Editors' Note: As of December 2007, this product has been replaced by the iHome iH9, which offers an updated design and some feature upgrades for roughly the same price.
In 2006, SDI Technologies followed up on its original iHome iH5 iPod-compatible clock radio with the iH7BR, an enhanced version of the iH5 that carried a more expensive price tag ($150 list) and featured an expansion "bedside speaker" that provided better stereo separation for slightly improved sound. Now we have the iH8, which costs $50 less and is essentially an iH7BR minus the extra speaker and the USB slot for an iPod Shuffle.

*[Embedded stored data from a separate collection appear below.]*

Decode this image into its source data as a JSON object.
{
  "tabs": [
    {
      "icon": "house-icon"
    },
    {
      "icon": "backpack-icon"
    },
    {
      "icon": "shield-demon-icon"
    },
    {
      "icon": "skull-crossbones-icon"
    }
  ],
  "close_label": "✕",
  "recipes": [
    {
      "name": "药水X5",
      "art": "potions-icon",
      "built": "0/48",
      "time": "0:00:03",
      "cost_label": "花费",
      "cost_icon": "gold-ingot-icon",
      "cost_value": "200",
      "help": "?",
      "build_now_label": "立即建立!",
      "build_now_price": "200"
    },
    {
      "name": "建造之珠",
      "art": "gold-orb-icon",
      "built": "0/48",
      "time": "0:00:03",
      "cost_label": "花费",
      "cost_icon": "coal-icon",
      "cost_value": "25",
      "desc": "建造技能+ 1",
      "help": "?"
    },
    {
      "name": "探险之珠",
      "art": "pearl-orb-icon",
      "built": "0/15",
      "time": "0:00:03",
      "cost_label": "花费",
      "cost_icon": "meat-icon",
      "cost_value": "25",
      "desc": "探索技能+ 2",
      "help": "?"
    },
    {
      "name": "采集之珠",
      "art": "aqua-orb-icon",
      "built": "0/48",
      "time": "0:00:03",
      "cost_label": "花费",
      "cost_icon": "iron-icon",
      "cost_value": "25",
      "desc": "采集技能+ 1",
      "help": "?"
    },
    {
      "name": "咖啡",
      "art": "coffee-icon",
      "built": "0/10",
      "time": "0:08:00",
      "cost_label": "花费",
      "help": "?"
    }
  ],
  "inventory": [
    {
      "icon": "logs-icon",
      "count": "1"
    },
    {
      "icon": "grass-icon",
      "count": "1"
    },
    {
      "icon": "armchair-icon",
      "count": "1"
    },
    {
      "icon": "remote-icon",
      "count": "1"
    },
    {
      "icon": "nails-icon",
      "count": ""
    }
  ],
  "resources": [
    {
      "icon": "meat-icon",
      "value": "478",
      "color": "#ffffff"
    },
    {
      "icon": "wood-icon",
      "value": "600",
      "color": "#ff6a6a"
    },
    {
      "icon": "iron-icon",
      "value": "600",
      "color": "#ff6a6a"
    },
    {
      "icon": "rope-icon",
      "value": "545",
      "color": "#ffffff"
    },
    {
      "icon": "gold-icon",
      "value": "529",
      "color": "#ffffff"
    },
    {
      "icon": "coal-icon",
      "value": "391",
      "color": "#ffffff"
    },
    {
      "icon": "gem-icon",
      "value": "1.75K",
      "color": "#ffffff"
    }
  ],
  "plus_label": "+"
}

When we described the iHome iH5 in our original review, we couldn't decide whether its look was truly modern or retrofuturistic in a 1960s Space Odyssey sort of way. The same holds true for the iH8, given that its design is virtually identical. The biggest cosmetic difference is that SDI has given the plastic on top of the unit a brushed-like finish instead of the shiny, reflective style found on the earlier models (the iH8 is available in black, white, and silver). We suspect that's because the shiny finish was a fingerprint magnet. Unfortunately, the brushed styling doesn't eliminate the fingerprint situation, but it arguably makes the unit look a little more upscale.

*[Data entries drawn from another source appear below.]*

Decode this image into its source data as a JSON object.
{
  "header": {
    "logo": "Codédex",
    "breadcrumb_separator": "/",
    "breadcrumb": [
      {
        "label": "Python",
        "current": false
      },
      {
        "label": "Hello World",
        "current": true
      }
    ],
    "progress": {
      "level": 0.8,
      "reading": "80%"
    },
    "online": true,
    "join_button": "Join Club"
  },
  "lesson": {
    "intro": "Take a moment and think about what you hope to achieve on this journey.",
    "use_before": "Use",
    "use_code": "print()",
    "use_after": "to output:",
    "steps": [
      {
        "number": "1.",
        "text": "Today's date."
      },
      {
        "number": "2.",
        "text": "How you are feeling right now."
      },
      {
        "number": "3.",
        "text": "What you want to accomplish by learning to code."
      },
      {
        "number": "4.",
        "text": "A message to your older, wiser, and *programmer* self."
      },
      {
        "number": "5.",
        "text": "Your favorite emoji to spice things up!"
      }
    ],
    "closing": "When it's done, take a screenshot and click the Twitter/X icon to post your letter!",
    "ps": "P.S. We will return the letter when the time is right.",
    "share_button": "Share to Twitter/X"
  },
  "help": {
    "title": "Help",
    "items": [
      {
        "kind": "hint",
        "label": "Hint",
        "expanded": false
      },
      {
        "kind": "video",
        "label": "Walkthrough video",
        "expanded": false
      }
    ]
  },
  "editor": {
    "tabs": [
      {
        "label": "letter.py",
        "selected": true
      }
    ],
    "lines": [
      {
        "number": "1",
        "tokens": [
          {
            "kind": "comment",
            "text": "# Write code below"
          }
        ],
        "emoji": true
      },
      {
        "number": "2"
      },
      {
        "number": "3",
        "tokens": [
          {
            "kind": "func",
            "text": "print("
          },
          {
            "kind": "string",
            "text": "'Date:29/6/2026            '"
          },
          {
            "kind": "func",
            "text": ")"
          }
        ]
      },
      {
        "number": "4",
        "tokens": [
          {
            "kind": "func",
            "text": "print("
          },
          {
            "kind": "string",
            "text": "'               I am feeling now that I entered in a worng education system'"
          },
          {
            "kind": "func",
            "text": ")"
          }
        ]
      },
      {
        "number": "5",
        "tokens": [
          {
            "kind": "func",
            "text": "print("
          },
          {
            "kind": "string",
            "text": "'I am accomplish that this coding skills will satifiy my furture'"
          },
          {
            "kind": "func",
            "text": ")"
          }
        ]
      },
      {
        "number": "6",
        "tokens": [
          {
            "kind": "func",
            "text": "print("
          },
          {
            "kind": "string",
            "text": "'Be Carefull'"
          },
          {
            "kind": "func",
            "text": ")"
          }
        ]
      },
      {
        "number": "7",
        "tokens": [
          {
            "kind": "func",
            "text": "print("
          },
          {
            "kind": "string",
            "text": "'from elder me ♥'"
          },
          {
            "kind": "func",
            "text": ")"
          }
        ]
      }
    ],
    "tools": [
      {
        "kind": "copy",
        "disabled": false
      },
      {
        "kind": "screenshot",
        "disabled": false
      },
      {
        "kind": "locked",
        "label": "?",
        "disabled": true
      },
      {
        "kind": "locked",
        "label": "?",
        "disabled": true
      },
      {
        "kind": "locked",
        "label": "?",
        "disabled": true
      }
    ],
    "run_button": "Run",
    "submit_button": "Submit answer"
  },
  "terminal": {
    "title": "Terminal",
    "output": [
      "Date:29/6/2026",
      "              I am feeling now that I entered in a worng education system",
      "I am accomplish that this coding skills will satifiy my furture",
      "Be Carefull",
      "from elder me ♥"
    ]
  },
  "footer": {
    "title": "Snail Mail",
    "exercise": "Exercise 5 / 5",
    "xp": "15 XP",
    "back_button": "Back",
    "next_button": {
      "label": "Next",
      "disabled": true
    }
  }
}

The product ships with the usual assortment of "sleeves" that make earlier dockable iPods fit snugly and securely in the cradle. When your iPod is in the dock and the iH8 is plugged in, your iPod will draw power from the clock radio and recharge. You choose songs, playlists, or podcasts with the iPod's scroll wheel as usual, but hear the audio through the iH8's speakers. Of course, you can't get today's news and weather on the iPod--yet--but you can toggle to the iHome's AM or FM bands with the touch of a button. We also appreciate the line-in connection on the back of the unit, which allows you to connect other audio devices, including iPod models that aren't dockable (instead of a built-in USB slot for the original iPod Shuffle, you get a little stand that props up the device and a cable that connects to the Shuffle's headphone jack). A line-out connection also is available for hooking up larger audio systems.

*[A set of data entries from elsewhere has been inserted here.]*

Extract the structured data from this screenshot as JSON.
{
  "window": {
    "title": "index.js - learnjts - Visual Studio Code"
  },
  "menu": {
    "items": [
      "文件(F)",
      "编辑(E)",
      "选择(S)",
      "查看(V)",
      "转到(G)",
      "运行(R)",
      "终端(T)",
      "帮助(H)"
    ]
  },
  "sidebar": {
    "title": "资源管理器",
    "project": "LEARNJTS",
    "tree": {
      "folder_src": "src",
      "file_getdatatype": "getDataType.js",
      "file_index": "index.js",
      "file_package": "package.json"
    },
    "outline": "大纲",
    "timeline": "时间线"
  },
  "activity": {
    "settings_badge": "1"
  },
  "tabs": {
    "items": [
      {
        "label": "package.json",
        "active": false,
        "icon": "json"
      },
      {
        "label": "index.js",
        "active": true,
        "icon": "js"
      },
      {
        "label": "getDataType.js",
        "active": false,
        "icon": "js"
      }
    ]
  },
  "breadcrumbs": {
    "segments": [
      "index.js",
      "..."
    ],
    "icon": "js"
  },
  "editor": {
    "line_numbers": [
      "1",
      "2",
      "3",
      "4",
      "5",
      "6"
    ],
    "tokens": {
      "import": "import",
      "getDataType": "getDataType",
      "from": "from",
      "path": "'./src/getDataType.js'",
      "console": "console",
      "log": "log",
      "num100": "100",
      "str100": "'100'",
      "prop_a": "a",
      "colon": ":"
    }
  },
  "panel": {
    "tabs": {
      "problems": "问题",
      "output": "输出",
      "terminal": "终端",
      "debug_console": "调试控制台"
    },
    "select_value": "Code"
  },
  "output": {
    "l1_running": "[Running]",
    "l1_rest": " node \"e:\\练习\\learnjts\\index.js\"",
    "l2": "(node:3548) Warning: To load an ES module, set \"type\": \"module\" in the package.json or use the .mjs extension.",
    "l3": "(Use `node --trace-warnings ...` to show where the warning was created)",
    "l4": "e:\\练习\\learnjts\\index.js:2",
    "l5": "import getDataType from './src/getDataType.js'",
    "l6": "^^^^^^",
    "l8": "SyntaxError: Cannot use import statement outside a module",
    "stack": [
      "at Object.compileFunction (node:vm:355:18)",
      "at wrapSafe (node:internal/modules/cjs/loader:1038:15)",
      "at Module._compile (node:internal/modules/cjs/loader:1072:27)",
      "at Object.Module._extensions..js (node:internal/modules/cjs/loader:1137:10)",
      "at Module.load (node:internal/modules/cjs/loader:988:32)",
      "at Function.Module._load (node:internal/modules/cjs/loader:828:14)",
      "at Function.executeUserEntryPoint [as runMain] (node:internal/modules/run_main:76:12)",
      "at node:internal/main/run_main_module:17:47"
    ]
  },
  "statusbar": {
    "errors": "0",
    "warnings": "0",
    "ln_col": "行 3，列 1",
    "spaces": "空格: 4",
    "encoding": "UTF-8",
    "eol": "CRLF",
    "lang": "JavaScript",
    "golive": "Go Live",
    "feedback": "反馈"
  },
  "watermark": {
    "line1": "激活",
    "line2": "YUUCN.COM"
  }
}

We found setting the dual alarms easy enough (you can choose to wake up to your iPod, the radio, or a buzzer), and the display is amply sized and easy to read. Nice touches include backlight buttons on the radio, the ability to dim the LCD display, and a well-placed snooze bar. Some buyers of the iH5 complained that the dimmer didn't really dim the LCD, but you can turn it completely off if you want. Others took issue with the viciously loud, nonadjustable volume of the iH5's alarm, which made folks literally jump out of bed. SDI has thankfully corrected that problem (to quote the company's Web site) with a "Gradual Wake and Gradual Sleep increase/decrease Alarm/Sleep volume," which offers the potential for a gentler beginning and end to your day. (This upgrade was also included in later versions of the iH5.) A pair of AA batteries keeps the alarm and radio presets intact during power outages.